Two Miller contributors have become directly involved in defending the banks in the probe. One, Meyer Koplow of Wachtell Lipton in New York, gave Miller $5,000 and is representing Bank of America in direct negotiations with Miller, the attorney general tells TIME. Another, Elizabeth McCaul of Promontory Financial Group, gave Miller $10,000 and is consulting Bank of America in the negotiations, Miller says. Bank of America was one of the first and most prominent institutions accused in the foreclosure investigation. It gave more than $80,000 to the Democratic Attorney Generals Association, which spent more than $200,000 on Miller’s campaign, Miller says.

That this "revalation" comes at such a time is unpleasant for a process that is now sure to be mired in shades of political corruption and backroom dealing, especially if the settlement outcome is one that will be seen as favorable toward Bank of America.

The NIMSP report and revelations of campaign contributions by those working for Bank of America come at a sensitive moment, as Miller is in the thick of far-reaching negotiations with the banks. Though the case started as an investigation into robo-signing, it has broadened. The talks are aimed at a settlement that could set the terms by which banks service current and future home loans, and determine how they foreclose on properties. That could complement, or supercede, a settlement between banks and federal regulators reached earlier this year.

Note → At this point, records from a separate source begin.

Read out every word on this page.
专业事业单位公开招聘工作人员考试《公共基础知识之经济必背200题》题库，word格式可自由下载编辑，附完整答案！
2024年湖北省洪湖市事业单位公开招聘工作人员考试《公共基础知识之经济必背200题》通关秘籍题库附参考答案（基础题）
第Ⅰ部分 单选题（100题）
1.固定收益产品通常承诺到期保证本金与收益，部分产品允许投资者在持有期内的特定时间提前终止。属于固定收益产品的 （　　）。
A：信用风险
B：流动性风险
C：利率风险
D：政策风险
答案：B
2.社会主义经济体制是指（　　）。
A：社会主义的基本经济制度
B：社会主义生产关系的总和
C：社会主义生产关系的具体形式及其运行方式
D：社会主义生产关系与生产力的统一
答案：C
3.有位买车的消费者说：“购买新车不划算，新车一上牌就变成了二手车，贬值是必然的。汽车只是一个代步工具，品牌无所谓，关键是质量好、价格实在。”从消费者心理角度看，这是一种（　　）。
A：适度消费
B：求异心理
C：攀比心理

Talks over monetary aspects of a potential settlement between the AGs and the banks are just getting under way. New rules for banks writing down mortgage principal and the establishment of a bank-paid fund to help with loan modification are on the table. Some reports have potential bank payments reaching $20 billion but sources on both sides suggest that number is high. The breadth of the negotiations has caused seven Republican attorneys general to split with the 43 other AGs.

Of course, there always is another side to the story:

In early March, American Banker published a 27-page term sheet that Miller and the other attorneys general had presented to the banks in the talks. “We’ve had negotiations and have agreement on some of the terms but no overall agreement,” Miller says.

Miller objects strongly to the NIMSP report. “It is extremely false and misleading,” Miller says. He disputes the report’s assertion that many of his campaign contributors have a “vested interest in the final terms of the settlement.” Other than Koplow and McCaul, none of the other lawyers named as campaign contributors in the report are involved in the case and none has an interest in the settlement, Miller says.

Well as long as it is just two...Alas the ongoing "emergence" of these kinds of allegations will only further solidify the general public's perception that there are two sets of rules in America: one for those who can bribe the judicial branch to get the desired outcome, and one for everyone else. By now, hopefully, this should not be news to anyone.